In the second alert, the Transport Agency identified deficiencies in towing connections certified by Nelson-based business Peter Wastney Engineering Ltd.
Following multiple failures in both drawbeams and drawbars certified by Peter Wastney Engineering the NZTA has been prompted to conduct independent reviews of each affected unit. The independent enquiry found that the affected towing connections were not adequately designed to carry the loads for which they had been certified.
As a result, the Agency is calling for all units that have been worked on by Peter Wastney Engineering to be inspected by another heavy vehicle specialist certifier for any faults, and that any units with faults be discontinued immediately.
In addition, the NZTA have also recommended that all certification areas (log bolsters, load anchors etc.) that have been certified by Peter Wastney Engineering Ltd. Be re-assessed by another HVSC and that any deficiencies be immediately dealt with before the unit returns to the road.

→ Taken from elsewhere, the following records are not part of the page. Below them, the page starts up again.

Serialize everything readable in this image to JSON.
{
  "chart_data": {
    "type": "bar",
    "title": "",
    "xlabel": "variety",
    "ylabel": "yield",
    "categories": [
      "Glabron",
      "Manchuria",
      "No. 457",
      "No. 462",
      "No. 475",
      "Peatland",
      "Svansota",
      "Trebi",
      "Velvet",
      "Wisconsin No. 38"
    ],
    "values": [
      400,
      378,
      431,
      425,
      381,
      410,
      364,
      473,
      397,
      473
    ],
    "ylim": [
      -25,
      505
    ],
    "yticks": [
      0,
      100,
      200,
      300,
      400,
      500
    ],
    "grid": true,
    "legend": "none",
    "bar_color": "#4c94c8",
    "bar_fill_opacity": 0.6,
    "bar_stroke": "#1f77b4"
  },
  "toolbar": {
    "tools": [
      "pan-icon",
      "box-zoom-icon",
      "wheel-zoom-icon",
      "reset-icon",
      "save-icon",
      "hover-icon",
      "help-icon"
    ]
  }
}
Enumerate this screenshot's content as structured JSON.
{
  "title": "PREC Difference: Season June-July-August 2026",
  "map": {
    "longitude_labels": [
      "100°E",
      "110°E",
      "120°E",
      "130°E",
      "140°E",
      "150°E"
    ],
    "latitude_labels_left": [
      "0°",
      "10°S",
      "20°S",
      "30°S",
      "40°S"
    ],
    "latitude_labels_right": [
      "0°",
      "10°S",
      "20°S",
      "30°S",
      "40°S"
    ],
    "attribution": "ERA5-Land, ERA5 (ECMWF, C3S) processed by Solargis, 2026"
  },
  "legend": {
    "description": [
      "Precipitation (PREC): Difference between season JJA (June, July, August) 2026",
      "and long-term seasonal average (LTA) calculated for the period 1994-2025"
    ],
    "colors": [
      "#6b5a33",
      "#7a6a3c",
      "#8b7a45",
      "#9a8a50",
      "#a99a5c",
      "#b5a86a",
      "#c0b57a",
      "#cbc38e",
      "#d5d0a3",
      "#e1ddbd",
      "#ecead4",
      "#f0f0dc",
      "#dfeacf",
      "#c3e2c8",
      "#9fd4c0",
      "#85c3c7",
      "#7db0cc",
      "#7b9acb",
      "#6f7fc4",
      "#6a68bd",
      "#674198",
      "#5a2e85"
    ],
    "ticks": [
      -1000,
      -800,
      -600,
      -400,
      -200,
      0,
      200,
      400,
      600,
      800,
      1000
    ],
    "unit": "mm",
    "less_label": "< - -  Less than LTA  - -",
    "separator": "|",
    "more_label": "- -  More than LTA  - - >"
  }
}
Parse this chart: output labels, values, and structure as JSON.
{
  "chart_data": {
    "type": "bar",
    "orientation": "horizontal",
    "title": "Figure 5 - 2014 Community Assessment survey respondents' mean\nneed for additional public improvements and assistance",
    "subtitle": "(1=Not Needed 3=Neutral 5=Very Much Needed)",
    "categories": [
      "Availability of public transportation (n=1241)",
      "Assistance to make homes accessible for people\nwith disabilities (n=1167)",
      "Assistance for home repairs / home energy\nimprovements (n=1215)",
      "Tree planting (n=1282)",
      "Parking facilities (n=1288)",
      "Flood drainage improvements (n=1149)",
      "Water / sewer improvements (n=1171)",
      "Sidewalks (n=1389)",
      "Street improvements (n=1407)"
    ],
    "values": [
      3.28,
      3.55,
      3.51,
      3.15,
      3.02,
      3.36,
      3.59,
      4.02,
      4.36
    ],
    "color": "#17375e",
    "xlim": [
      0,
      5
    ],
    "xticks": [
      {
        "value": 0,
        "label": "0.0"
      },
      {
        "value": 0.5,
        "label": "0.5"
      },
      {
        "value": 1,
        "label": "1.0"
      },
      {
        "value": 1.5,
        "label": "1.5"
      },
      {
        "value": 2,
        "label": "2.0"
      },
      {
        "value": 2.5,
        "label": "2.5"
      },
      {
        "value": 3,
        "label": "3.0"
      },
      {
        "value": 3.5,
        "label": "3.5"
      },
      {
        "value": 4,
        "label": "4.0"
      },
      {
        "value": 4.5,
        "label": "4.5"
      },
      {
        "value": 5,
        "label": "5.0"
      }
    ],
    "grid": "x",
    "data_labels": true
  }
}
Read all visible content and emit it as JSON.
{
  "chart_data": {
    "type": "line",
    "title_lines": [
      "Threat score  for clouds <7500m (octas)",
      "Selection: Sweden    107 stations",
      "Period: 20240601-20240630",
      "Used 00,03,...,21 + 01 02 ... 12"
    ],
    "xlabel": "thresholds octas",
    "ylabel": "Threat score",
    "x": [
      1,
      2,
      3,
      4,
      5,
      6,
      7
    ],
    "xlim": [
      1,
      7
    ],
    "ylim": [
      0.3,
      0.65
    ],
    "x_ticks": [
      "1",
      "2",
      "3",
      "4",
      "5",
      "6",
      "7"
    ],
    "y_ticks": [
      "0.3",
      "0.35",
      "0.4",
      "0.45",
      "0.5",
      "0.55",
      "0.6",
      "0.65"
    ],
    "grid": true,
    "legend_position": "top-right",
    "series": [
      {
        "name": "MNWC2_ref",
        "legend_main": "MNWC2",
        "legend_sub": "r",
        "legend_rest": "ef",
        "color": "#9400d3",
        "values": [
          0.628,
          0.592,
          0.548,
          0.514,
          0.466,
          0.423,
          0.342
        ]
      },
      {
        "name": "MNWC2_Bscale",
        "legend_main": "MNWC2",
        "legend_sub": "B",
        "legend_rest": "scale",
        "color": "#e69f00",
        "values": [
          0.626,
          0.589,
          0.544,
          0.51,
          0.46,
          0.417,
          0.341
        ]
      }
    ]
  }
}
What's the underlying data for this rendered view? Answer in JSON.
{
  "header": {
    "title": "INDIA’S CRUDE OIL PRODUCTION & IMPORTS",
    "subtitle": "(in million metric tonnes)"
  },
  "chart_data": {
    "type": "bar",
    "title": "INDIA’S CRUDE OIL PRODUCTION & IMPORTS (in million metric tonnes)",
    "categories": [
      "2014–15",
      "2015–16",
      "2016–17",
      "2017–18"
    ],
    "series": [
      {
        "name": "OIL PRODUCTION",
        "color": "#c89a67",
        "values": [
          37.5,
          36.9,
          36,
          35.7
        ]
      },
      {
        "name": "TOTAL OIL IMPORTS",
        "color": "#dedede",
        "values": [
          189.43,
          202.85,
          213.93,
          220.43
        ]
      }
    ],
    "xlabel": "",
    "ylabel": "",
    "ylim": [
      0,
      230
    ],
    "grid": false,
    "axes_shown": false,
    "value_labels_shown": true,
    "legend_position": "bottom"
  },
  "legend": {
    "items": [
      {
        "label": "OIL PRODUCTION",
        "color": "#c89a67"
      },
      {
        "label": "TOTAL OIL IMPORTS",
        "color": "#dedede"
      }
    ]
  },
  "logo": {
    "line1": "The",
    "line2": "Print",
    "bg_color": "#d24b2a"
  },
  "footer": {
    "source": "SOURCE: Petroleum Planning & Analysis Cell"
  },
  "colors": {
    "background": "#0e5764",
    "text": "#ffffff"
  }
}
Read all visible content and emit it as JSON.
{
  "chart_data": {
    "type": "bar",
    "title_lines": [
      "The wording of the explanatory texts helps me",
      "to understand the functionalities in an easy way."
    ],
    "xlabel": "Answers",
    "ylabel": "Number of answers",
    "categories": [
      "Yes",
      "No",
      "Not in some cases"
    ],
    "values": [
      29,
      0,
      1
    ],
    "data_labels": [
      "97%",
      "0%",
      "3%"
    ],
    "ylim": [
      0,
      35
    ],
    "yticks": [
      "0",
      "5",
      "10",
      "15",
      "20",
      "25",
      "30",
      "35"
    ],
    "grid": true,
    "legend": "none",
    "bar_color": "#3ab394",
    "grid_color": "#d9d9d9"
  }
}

Kelvin Barclay, Heavy Vehicle Certifying Engineers group at Engineering New Zealand, told RNZ the two alerts were unprecedented in a certification industry set up only in the late 1980s and work was going on to get operators to cut inspection portals to check for cracks.
For the safety of drivers, and of other road users it is important that operators get their vehicles regularly inspected and to encourage drivers to be vigilant in their visual inspections.